Punk to me seemed like a jolly jape and I laughed when Rowan Atkinson, playing a punk having a piddle, couldn’t find the right zip; when Clive James called Johnny Rotten Kenny Frightful; when Terry Hall of the Specials, mocking punk’s worthiness, declared: “Tonight we’re rocking against bacon and eggs”; and when Citizen Smith’s Wolfie thought he’d captured the spirit of the age with the event he’d organised down at his local – Snooker Against Racism.

The practitioners, though, took it all incredibly seriously. They didn’t smile for five years after punk ended or laugh for ten years after that. It was in 2002 that Siouxsie Sioux admitted to me: “Punk wasn’t really a revolution, it was just a pose.”

In 2004, Steve Severin of Siouxsie’s Banshees told me how elitist punk had been, that the minute it spread beyond the Pistols’ coterie he got “really pissed off”. In 2006 Paul Mackie from another Edinburgh combo, the Scars, told me how “No future” didn’t apply to him either, hailing from the leafy suburb of Currie. “My liberal parents encouraged me in everything I did,” he said. “I played violin in the Edinburgh Secondary Schools Orchestra. But punk just seemed like great fun.”

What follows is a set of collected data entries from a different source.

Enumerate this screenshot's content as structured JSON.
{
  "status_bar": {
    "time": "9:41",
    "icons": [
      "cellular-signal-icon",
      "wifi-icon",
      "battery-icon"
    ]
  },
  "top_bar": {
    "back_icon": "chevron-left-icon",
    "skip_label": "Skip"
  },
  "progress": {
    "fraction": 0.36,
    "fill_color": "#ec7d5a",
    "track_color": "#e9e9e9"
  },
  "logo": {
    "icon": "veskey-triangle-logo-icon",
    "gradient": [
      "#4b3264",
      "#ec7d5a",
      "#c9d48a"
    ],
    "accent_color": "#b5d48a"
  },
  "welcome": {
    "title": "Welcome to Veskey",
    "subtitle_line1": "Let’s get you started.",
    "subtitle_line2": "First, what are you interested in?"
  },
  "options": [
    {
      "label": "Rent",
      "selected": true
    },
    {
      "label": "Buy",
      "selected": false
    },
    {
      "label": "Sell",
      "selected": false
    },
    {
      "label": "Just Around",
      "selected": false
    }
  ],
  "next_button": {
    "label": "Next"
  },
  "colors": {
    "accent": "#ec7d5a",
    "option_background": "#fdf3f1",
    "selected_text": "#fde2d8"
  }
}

But here’s a strange thing: punk, while it’s been downrated over the years, has increased in importance. Rotten – or John Lydon as he prefers now – can insist “We didn’t mean it, maan” and this frees him up to advertise butter and appear on I’m a Celebrity … The old punks can cash in with reunions and re-releases by admitting they’re no different from the even older bands they were only pretending to despise. But punk’s influence has been profound; you can see it across society. Anyone with an attitude, a DIY ethos or a desire to challenge owes something to punk. And when the order isn’t challenged like it should be – as in now – you can get nostalgic for the PVC breeks you sadly never wore.